All-electron self-consistent GW approximation: Application to Si, MnO, and NiO

TL;DR

This paper introduces a new all-electron self-consistent GW method using the LMTO approach, demonstrating improved electronic structure calculations for semiconductors and correlated insulators like MnO and NiO.

Contribution

It develops a novel self-consistent GW framework based on the all-electron full-potential LMTO method, with detailed applications to Si, MnO, and NiO.

Findings

Excellent agreement with experimental data for MnO and NiO properties.

The new method provides a reliable quasiparticle picture for correlated materials.

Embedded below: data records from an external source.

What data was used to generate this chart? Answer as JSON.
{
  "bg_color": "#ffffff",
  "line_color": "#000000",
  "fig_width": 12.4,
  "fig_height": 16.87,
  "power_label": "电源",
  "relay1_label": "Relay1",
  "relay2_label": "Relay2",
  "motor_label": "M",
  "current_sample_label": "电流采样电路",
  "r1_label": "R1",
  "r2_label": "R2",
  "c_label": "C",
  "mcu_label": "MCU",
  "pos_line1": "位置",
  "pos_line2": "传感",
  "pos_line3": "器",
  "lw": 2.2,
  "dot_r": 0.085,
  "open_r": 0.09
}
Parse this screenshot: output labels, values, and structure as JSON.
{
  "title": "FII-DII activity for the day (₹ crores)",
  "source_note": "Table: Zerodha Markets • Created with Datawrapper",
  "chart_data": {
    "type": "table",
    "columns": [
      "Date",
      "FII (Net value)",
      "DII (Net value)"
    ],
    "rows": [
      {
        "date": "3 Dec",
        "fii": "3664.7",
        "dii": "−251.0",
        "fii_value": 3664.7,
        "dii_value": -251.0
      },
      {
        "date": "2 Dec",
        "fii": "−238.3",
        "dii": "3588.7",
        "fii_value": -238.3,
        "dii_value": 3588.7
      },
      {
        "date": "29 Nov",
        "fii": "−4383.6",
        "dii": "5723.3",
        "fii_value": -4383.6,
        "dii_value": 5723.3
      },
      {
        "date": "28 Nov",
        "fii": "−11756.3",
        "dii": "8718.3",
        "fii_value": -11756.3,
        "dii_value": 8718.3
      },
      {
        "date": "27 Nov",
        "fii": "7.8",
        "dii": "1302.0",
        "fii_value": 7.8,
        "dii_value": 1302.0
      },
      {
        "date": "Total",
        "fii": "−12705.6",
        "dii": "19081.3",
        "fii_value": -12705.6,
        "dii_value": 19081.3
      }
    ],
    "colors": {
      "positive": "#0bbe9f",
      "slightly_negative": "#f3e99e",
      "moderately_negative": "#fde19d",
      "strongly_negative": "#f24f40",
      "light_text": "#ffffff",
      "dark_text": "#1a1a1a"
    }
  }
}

Validation against prior calculations for silicon.

Abstract

We present a new kind self-consistent GW approximation (scGW) based on the all-electron, full-potential LMTO method. By iterating the eigenfunctions of the GW Hamiltonian, self-consistency in both the charge density and the quasiparticle spectrum is achieved. We explain why this form of self-consistency should be preferred to the conventional one. Then some results for Si are shown as a representative semiconductor, to establish agreement with a prior scGW calculation. Finally we consider many details in the electronic structure of the antiferromagnetic insulators MnO and NiO. Excellent agreement with experiment is shown for many properties, suggesting that a Landau quasiparticle (energy band) picture of MnO and NiO provides a reasonable description of electronic structure even in these correlated materials.